On October 1, 2011, Harris was arrested and charged with disorderly conduct along with 700 other protestors after participating in an Occupy Wall Street march across the Brooklyn Bridge.
In January, Manhattan District Attorney Cyrus R. Vance, Jr. without a search warrant, issued a broad-sweeping subpoena to Twitter, requesting “[a]ny and all user information, including e-mail address, as well as any and all tweets posted for the period of 9/15/2011-12/31/2011” for the account @destructuremal. The theory was that the content of the now-deleted tweets would contradict Harris’s anticipated defense. The D.A.’s office also “directed” Twitter not to inform Harris of the subpoena. Following it’s own policy, Twitter informed him anyway.
Harris filed a motion to quash. The D.A. argued that Harris had no standing to challenge a subpoena issued to Twitter. The court agreed. Just for kicks, the court also decided to go ahead and rule that the underlying subpoena was valid, issuing a sua sponte order requiring Twitter to provide the requested information within twenty days. Harris moved to reargue and Twitter filed it’s own motion to quash, supported by an amicus brief submitted the ACLU, EFF, and Public Citizen. The motion was denied, and eventually Twitter, facing a contempt order, handed over the goods to the D.A., on condition that they remained sealed until after a writ of mandamus hearing.
Why all the fuss over a disorderly conduct charge? Well, the standing issue is particularly huge. Twitter ostensibly wants to protect the property and privacy rights of its user. In its own terms of service, Twitter assures the world’s tweeters and followers that “[y]ou retain your rights to any Content you submit, post or display on or through the Services.” This would seemingly vest the user with property rights. This makes sense. While Twitter wants its users shielded from unwanted and unconstitutional government intrusion, it does not want to fight each battle itself. But if users don’t have standing, it will have to.
The court apparently did not buy the assertion that the terms of service created a proprietary interest in the content. Otherwise, it would have granted standing. The court also rejected the argument that Harris’s Fourth and First Amendment rights were being violated. Tweets are public. Therefore they do not require a warrant, nor do they vest any privacy rights. Or so claimed the court.
At this point, we all know that social network posts are different from email or other private communications. “Reasonable expectation of privacy” doesn’t really apply, depending on your settings. But this case seemed the perfect vehicle for Twitter to argue their case because of the breadth of the subpoena’s request. The D.A. didn’t just want the relevant tweets. He wanted “[a]ny and all user information. This includes an email address, direct messages (DM, the Twitter equivalent of email). the IP addresses from which Harris logged in, and the duration of each login. This is coming dangerously close to surveillance without a warrant.

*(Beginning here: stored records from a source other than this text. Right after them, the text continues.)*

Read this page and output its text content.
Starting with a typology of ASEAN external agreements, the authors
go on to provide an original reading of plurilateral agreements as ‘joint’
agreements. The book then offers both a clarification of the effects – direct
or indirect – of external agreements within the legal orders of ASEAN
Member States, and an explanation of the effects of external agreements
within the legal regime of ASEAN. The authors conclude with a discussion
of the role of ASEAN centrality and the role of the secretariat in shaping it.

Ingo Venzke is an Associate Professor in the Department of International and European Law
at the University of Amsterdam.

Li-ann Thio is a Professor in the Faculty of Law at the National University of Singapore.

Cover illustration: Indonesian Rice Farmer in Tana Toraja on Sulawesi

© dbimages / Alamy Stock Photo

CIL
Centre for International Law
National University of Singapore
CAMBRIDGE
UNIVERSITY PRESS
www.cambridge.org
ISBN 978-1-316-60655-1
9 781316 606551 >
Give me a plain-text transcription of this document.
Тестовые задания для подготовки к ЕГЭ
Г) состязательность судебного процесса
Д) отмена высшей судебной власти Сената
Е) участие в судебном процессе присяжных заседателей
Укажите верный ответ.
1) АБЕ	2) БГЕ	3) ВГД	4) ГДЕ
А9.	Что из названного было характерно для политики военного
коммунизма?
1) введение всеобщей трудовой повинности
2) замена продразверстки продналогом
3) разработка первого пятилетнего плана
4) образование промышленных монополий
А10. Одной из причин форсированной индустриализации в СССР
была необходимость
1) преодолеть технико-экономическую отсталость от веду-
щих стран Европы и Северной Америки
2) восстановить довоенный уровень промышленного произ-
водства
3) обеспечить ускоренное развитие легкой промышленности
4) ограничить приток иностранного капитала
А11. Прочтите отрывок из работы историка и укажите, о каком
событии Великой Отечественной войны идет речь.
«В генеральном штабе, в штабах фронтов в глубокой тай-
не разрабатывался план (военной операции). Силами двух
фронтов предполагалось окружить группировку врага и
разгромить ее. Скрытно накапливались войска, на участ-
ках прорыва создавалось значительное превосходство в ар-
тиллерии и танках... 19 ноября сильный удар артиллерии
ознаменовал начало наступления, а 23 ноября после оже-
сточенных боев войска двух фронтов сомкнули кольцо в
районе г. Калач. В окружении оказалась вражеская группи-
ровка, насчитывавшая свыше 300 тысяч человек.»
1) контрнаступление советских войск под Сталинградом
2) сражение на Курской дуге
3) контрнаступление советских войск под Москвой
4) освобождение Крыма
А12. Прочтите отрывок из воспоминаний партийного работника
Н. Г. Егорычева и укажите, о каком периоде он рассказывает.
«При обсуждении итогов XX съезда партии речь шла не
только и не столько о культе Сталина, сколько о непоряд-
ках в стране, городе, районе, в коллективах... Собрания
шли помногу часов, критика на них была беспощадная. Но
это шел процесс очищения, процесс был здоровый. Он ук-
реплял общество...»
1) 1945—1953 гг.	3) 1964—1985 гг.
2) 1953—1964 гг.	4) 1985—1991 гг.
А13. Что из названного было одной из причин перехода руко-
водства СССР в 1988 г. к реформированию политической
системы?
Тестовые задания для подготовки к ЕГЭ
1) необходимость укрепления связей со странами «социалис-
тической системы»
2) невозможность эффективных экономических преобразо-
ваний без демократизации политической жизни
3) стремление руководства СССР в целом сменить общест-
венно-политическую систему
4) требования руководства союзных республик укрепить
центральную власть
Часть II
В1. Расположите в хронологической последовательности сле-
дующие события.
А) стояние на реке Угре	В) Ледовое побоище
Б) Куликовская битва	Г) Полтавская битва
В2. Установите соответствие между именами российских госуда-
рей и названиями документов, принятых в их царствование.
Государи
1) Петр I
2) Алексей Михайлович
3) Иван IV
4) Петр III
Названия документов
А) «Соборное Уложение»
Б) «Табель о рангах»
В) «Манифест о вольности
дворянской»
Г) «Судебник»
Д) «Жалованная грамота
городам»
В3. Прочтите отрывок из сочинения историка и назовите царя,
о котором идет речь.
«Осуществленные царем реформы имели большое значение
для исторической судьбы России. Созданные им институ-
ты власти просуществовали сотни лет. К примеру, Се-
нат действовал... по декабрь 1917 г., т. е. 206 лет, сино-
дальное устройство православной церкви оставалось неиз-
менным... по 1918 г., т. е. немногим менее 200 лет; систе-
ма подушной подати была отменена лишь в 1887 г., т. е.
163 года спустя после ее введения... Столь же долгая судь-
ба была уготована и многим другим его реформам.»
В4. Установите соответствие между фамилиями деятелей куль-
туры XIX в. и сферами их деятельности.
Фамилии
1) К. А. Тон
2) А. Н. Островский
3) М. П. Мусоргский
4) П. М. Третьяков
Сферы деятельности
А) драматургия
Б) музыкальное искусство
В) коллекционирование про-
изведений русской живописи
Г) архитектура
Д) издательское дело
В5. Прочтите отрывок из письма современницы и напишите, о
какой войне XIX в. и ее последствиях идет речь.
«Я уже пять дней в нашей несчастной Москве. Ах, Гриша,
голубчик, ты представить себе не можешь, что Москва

If you tweet publicly, you don’t expect it to remain private. The whole point is that it’s a public forum. But sometimes you log in and don’t tweet. Maybe you send a DM. Or you just sit there, killing time, refreshing and reading tweets. If the government wants to find out when, where, and for how long I have these mindless procrastination sessions, I’d like to be able to at least have a say in the matter.